There are some wedding planners who offer the full service, with everything from early planning of logistics and contract negotiations to design services and the day-of co-ordination, while others offer one element.

Some people get confused by the different services offered by people who help organise your wedding, so here’s a quick guide:

  • The wedding planner is the logistics person who deals with vendor referrals, contract negotiations and the day-to-day running of the couple’s vision for the day. She or he would attend appointments with the bride and keep track of the budget.
  • The wedding designer offers design and styling services. This artistic person takes a boring floor plan and transforms a space into a stylish and sophisticated look, working with lighting, props, flowers, furniture, linens, etc.
  • The wedding co-ordinator works on a shorter timeline than a planner, often for just a month before the big day. The co-ordinator’s role is to tweak any details and tie up loose ends. She/he will confirm vendor contracts, create a day-of timeline and check that all payments have been made and confirm the final guest numbers. They won’t be involved in the earlier planning or keeping track of the budget. Their job on the big day is to co-ordinate the suppliers’ schedules and ensure the day runs smoothly, allowing everyone to enjoy themselves.
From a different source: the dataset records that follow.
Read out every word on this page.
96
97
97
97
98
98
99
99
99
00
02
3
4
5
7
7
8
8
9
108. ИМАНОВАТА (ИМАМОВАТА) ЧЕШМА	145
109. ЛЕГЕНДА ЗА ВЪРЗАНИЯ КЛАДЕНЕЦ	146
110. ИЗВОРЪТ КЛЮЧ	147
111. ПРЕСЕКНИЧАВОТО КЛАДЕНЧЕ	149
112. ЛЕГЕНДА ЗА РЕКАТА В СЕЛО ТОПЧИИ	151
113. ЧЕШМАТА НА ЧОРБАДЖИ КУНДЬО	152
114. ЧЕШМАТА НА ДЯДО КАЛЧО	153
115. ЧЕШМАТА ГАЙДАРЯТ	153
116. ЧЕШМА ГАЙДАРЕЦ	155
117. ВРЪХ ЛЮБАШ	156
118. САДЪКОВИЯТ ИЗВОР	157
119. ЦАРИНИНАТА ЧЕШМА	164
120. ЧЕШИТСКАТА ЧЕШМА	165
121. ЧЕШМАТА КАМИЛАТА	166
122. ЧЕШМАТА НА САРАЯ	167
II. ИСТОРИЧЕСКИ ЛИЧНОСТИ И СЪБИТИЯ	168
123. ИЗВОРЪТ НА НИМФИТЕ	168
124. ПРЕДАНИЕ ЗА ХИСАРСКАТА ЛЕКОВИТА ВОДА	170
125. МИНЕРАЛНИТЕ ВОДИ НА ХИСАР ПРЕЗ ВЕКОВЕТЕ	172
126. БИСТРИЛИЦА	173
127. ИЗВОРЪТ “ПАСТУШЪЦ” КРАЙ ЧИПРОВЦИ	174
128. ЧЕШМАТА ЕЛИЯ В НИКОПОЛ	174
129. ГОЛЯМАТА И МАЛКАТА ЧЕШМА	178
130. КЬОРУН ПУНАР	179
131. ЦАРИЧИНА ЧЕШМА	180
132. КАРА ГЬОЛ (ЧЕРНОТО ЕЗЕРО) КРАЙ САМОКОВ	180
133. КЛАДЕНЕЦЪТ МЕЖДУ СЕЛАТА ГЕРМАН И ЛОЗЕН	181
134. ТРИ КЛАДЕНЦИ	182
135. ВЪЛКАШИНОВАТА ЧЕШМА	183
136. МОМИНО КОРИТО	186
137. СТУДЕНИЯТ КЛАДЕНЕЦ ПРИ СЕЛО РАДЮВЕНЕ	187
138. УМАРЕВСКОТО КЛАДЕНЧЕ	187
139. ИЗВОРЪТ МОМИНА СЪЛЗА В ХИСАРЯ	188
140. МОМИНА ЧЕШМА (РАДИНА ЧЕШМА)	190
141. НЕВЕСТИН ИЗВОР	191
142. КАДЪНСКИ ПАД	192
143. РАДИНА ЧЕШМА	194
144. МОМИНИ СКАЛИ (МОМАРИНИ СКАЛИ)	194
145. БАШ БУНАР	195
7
Venues have co-ordinators but they aren’t wedding planners. They are there to handle anything involving the venue.

When you say ‘yes’ to a wedding planner

A wedding with no drama or hitches

With the help of social media and easy internet searches, the DIY bride may want to take up the challenge of planning the wedding herself. It may be good to do so if you’re decisive and have the time to do lots of research, but it’s the ‘What ifs…?’ that can really cause stress and anxiety.

If you find yourself answering ‘yes’ to key questions such as ‘Do I have a stressful job and am I short of time? ‘Do I feel overwhelmed by details?’, ‘Is the wedding some distance away?’ and ‘Do I need to avoid family drama?’, then you could be in need of that fairy godmother dressed as a wedding planner, to help create a dream wedding without the drama and hitches.